Tuesday, September 9, 2008

Wading through the Web

So many search results, so little time. This is a common frustration for many who search for information on the World Wide Web, and especially for those whose searches are specific to an industry or a topic.

Take, for example, a search for the word ‘title’ on popular search engines such as Google, Yahoo!, or MSN. The majority of the search results include sites for boxing equipment and associations, HTML document structure, vehicle registration and title information, online book titles, a few businesses with ‘Title’ in their names, and the Wikipedia definition for ‘title’ as the prefix or suffix of a person’s name.

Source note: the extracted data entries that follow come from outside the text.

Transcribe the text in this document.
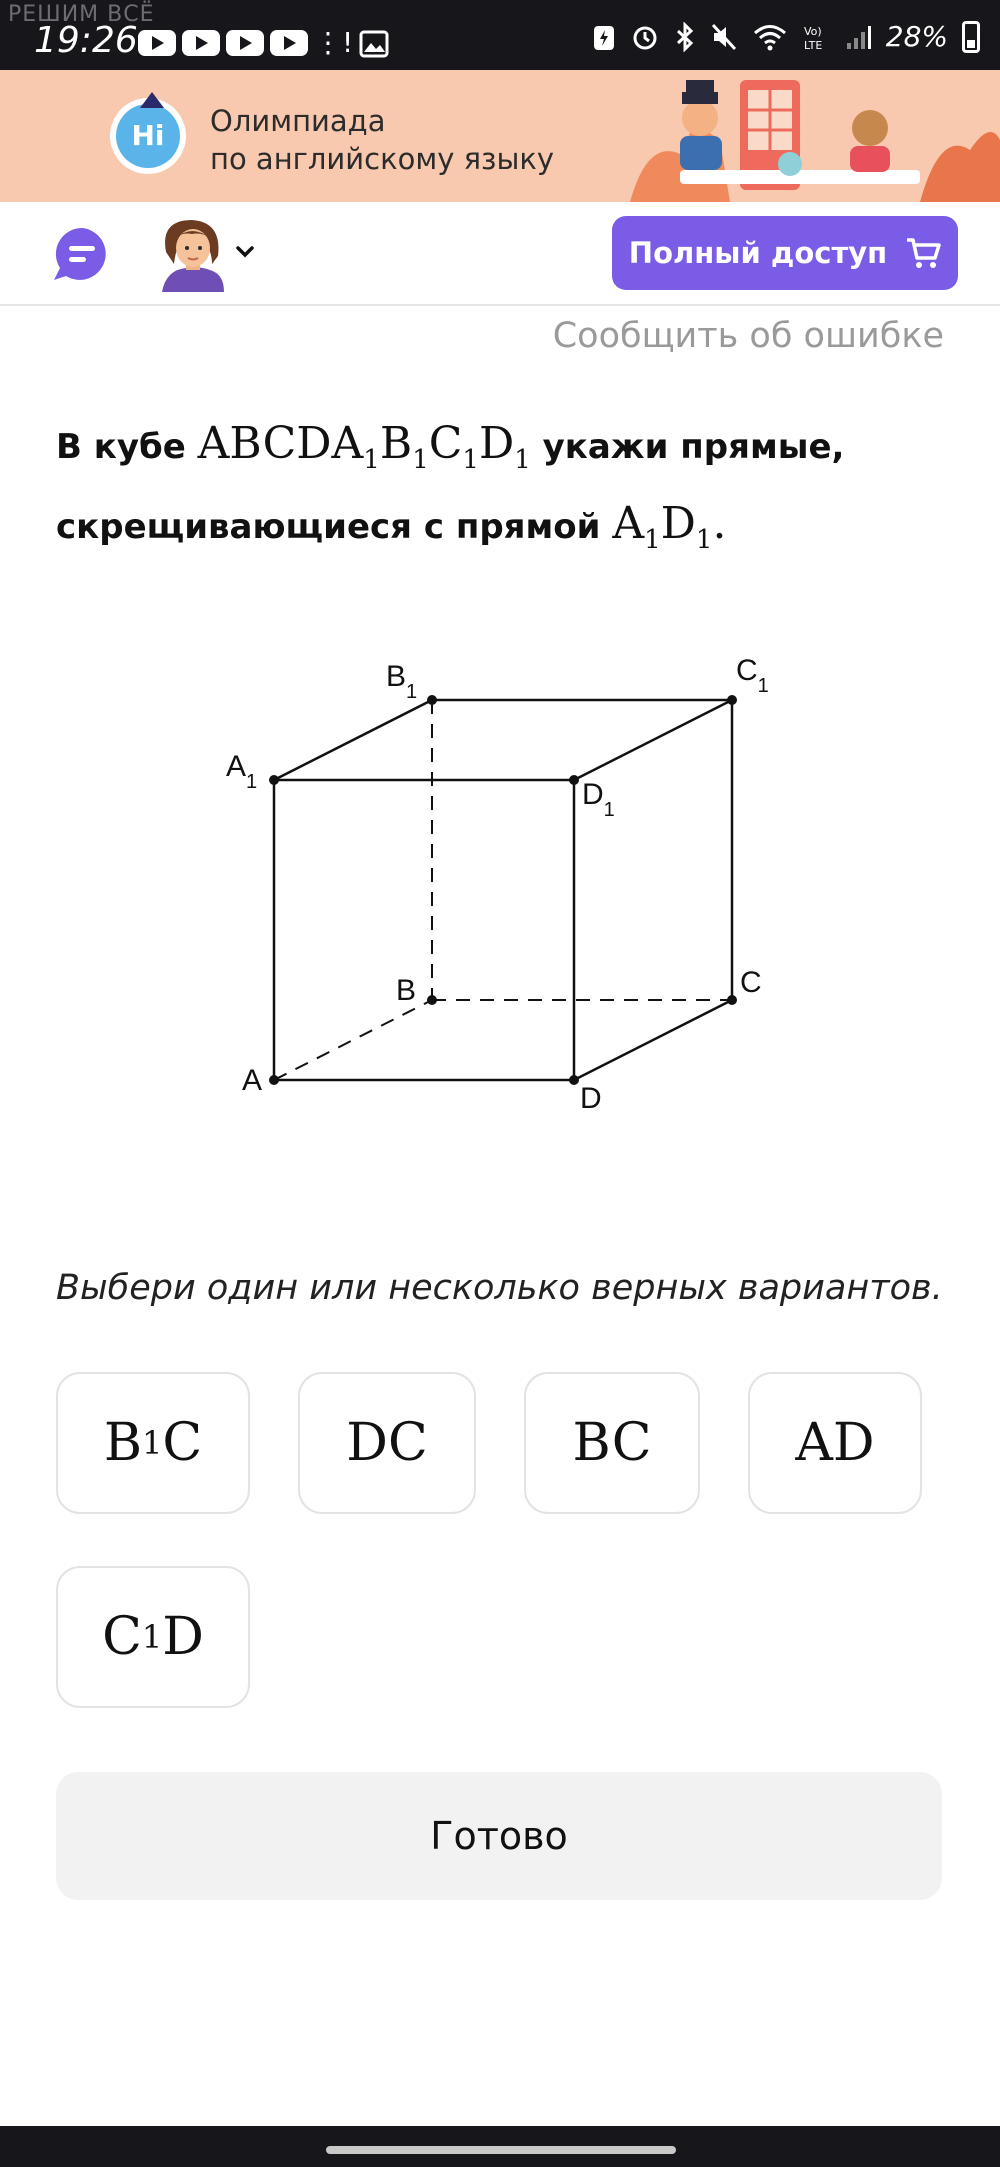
РЕШИМ ВСЁ
19:26	⋮!	Vo)
LTE 28%
Hi	Олимпиада
по английскому языку
Полный доступ
Сообщить об ошибке
В кубе $ABCDA_1B_1C_1D_1$ укажи прямые,
скрещивающиеся с прямой $A_1D_1$.
A
D
B	C
$A_1$	$D_1$
$B_1$
$C_1$
Выбери один или несколько верных вариантов.
B 1 C	DC	BC	AD
C 1 D
Готово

What’s missing is a context for the search, such as real estate property title. Adding these three words resulted in—after some additional scrolling — a link to home infomax.com, an online repository of real property records in the United States.

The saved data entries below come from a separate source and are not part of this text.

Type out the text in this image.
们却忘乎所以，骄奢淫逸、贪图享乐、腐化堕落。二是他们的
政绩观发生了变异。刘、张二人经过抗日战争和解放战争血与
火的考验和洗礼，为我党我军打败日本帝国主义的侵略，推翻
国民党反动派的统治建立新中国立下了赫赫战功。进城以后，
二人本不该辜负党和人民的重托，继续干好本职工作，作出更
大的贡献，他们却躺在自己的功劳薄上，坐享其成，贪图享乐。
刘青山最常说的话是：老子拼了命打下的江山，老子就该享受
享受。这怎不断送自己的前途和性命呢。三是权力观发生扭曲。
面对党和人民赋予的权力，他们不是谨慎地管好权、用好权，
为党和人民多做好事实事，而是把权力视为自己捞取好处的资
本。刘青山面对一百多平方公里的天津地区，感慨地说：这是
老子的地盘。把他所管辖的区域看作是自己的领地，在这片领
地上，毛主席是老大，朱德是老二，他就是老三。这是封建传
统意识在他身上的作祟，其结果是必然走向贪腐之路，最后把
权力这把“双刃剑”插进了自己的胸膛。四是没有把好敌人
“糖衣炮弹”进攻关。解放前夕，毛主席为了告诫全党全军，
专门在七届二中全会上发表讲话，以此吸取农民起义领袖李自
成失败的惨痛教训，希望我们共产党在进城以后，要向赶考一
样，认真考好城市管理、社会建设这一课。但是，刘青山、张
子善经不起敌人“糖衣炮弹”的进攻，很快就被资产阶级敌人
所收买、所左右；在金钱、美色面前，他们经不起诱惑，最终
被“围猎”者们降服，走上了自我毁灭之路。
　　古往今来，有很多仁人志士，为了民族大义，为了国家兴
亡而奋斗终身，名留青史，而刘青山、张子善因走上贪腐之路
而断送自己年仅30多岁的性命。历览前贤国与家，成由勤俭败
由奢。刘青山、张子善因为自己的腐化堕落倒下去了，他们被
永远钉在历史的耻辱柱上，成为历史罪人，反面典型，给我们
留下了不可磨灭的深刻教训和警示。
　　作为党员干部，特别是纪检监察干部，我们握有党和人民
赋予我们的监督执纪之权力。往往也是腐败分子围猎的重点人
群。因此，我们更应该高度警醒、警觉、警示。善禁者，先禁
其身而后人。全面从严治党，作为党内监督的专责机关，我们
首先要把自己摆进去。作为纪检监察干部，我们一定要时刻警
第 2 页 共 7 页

Vertical search engines — also known as specialty search engines — narrow the scope of a search to information specific to a particular business, industry, or topic. A growing trend that helps Web users make the most of their time online, vertical search engines have already narrowed the search to a specific industry or topic — the context — where as traditional ‘horizontal’ search engines such as Google, Yahoo!, MSN, or even Ask.com produce results from a multitude of Web pages that may or may not be related to the context of the search.

Vertical search engines limit the results to a specific set of content directly related to the topic or industry of query, and most include results aggregated from multiple sites on the Internet.